Here first from the NAS CDR page-

The list of CDR approaches to be examined would include land and coastal (i.e., tidal wetlands, seagrass meadows, and mangroves) ecosystems management, accelerated weathering, bioenergy with capture, direct air capture, geologic sequestration, and other approaches deemed by the study committee to be of similar viability in terrestrial and coastal environments.


Surely it is up to the interested US science community to ensure that  the NAS CDR agenda covers all the aspects that you think it should.  If you find it wanting are you making representations to the Chairman?   
( the proceedings below is an example of the scope)
A brief proceeding of a workshop held by the NAS CDR committee on Coastal Blue Carbon in July last year that is now up on the NAS CDR site 
It has had 805 worldwide downloads since it was published by the NAP in December. 
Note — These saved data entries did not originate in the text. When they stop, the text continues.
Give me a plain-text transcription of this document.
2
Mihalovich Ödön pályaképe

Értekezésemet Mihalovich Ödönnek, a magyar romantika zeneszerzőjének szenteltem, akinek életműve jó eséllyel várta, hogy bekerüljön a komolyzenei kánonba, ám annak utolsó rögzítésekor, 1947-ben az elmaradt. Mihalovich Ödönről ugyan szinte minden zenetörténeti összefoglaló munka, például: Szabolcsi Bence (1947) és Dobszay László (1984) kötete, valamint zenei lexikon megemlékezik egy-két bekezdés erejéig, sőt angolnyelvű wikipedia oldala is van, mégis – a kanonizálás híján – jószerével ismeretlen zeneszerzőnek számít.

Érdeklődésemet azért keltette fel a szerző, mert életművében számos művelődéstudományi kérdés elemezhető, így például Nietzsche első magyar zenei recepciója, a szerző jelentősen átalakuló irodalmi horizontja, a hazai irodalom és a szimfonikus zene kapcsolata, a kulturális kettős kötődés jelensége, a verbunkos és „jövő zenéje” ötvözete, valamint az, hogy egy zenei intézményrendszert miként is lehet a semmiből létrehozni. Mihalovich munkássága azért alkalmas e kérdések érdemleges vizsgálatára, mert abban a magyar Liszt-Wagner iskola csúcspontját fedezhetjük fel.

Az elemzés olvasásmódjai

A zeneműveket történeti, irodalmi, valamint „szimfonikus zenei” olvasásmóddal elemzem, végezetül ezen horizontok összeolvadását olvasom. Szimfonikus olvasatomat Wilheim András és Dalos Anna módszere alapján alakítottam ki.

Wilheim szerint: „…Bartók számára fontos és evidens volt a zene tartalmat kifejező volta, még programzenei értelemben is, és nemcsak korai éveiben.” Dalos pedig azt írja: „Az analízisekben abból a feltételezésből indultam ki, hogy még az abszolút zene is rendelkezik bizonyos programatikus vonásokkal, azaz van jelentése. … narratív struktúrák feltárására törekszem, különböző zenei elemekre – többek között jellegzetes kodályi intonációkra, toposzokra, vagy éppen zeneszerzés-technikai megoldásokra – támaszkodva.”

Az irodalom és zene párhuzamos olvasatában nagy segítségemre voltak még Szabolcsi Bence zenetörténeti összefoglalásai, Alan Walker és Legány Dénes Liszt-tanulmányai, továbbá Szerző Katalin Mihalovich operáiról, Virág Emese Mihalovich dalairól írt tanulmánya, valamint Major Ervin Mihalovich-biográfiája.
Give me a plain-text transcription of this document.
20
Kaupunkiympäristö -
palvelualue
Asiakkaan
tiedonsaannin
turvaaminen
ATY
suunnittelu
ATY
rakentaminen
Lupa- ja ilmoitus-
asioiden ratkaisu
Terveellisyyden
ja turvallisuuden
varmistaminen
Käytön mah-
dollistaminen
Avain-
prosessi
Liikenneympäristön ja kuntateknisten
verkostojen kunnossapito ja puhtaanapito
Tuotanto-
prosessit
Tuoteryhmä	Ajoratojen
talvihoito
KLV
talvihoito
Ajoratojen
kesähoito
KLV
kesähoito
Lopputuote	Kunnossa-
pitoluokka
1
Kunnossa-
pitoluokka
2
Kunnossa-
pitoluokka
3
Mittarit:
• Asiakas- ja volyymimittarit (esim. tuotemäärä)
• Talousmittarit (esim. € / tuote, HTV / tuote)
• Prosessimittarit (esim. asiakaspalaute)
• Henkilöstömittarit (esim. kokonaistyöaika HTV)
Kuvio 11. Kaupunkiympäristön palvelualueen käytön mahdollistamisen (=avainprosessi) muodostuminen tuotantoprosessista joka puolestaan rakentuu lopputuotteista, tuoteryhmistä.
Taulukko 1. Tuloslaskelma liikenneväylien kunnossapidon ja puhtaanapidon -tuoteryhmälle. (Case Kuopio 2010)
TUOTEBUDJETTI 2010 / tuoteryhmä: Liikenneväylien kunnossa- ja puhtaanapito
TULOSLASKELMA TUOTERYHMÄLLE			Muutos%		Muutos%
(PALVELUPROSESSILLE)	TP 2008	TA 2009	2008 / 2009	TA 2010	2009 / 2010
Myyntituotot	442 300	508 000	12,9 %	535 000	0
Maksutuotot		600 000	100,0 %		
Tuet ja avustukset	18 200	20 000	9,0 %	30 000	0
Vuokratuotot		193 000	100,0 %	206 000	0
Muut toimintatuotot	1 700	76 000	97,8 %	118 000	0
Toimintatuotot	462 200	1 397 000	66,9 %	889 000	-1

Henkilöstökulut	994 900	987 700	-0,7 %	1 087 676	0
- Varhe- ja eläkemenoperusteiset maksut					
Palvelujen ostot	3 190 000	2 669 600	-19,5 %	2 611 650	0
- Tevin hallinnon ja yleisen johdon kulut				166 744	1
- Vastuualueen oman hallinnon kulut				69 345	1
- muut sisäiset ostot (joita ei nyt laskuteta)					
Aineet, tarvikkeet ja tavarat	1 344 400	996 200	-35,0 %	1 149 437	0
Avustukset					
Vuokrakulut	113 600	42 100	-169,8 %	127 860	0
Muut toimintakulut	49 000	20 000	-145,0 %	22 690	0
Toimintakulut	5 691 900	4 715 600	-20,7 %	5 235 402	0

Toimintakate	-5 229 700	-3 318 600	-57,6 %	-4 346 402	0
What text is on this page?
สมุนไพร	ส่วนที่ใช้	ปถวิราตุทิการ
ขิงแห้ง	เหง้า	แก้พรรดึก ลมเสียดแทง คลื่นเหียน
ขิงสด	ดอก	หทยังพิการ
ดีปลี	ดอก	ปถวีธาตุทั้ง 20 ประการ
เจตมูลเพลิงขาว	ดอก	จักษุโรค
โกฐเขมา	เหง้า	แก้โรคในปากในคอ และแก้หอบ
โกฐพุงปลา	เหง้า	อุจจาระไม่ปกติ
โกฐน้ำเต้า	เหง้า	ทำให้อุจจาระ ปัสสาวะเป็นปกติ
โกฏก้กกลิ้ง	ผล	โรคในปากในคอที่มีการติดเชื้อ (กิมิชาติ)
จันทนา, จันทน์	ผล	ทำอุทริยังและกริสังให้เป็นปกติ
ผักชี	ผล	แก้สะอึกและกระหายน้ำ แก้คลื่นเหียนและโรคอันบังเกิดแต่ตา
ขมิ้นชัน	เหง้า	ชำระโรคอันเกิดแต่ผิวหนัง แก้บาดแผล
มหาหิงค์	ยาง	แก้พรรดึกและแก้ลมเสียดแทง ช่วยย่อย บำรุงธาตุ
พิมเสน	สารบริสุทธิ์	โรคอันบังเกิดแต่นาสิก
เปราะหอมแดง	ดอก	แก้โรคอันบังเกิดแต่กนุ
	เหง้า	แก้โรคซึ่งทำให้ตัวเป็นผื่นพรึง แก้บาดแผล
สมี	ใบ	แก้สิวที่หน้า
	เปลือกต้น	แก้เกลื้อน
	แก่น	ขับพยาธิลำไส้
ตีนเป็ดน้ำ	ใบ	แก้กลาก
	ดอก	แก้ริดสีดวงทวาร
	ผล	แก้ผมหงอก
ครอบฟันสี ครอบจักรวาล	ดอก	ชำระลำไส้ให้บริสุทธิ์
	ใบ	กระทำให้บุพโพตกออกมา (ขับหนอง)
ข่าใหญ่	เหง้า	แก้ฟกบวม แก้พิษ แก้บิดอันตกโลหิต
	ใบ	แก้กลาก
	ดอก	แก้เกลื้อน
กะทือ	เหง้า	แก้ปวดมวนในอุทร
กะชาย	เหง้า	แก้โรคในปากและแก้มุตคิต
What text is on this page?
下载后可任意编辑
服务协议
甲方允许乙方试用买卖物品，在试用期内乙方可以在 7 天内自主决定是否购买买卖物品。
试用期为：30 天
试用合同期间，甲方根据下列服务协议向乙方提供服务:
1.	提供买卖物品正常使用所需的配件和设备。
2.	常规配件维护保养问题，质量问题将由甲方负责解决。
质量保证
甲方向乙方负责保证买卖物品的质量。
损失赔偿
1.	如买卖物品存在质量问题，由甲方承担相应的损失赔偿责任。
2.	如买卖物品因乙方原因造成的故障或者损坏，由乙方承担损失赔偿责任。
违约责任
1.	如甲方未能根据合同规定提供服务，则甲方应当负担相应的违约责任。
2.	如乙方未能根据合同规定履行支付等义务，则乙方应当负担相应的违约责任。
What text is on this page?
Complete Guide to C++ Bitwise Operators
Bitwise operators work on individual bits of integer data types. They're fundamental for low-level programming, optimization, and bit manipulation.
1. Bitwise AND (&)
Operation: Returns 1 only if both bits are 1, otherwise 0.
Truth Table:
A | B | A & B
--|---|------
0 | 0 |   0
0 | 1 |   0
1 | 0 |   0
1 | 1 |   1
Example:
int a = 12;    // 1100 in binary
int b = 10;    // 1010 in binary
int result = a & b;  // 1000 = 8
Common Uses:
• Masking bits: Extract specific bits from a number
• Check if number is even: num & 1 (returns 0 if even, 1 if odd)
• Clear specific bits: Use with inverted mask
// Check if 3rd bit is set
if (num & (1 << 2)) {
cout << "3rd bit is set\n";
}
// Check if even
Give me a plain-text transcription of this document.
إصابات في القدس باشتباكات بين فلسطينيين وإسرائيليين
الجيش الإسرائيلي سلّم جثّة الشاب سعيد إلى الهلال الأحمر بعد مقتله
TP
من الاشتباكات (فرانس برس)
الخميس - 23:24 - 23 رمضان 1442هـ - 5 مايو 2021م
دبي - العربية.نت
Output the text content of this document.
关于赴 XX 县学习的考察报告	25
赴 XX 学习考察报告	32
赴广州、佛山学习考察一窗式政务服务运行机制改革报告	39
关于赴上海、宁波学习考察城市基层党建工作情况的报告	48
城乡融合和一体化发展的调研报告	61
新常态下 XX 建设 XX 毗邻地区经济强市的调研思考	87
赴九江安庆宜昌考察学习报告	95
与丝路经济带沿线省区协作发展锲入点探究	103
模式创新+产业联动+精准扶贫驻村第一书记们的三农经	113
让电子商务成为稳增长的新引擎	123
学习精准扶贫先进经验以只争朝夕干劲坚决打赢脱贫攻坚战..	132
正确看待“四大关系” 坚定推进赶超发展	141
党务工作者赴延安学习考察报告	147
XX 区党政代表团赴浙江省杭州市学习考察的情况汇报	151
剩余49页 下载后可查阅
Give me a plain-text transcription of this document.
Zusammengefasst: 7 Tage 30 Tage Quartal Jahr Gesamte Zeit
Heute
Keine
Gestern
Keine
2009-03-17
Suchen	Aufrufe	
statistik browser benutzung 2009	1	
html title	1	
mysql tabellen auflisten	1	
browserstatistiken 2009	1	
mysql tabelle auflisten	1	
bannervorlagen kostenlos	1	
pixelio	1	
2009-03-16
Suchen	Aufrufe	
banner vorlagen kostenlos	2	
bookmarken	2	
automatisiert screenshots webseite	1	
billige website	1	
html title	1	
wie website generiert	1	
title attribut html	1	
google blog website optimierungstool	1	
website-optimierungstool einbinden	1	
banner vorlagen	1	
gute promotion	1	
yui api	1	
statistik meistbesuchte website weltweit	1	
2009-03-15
Coastal Blue Carbon Approaches for Carbon Dioxide Removal and Reliable Sequestration:
Proceedings of a Workshop—in Brief

Among the many valuable ecosystems services of coastal environments is their ability to take up some of the excess carbon from the atmosphere. This new publication summarizes a workshop that explored the potential to restore and manage coastal habitats, particularly coastal wetlands, as a viable carbon dioxide removal approach (often termed coastal blue carbon). Workshop speakers described their relevant work including the state of knowledge and research needs related to understanding carbon capacity and flux in coastal systems, the processes driving sustainability of coastal wetland carbon storage in the future, potential incentives for coastal blue carbon, and policy and governance challenges.



Description

Coastal environments provide many valuable ecosystem services. Their role as carbon sinks has been a topic of exploration to evaluate the potential for the restoration and management of coastal habitats as a viable carbon dioxide removal (CDR) approach. To explore the state of knowledge, technical research needs, costs, co-benefits, and societal and governance constraints of CDR in coastal ecosystems (often termed coastal blue carbon), the Committee on Developing a Research Agenda for Carbon Dioxide Removal and Sequestration convened its first workshop on July 26, 2017, in Woods Hole, Massachusetts. Invited speakers described their relevant work in order to provide the committee with an overview of the state of knowledge and research needs related to understanding carbon capacity and flux in coastal systems, the processes driving sustainability of coastal wetland carbon storage in the future, potential incentives for coastal blue carbon, and policy and governance challenges. The workshop was preceded by an introductory webinar on July 19, 2017, where invited speakers provided an overview of the ecosystems under consideration for coastal carbon removal and sequestration, as well as the costs and other considerations of restoring them. This publication summarizes the presentations from both the webinar and workshop.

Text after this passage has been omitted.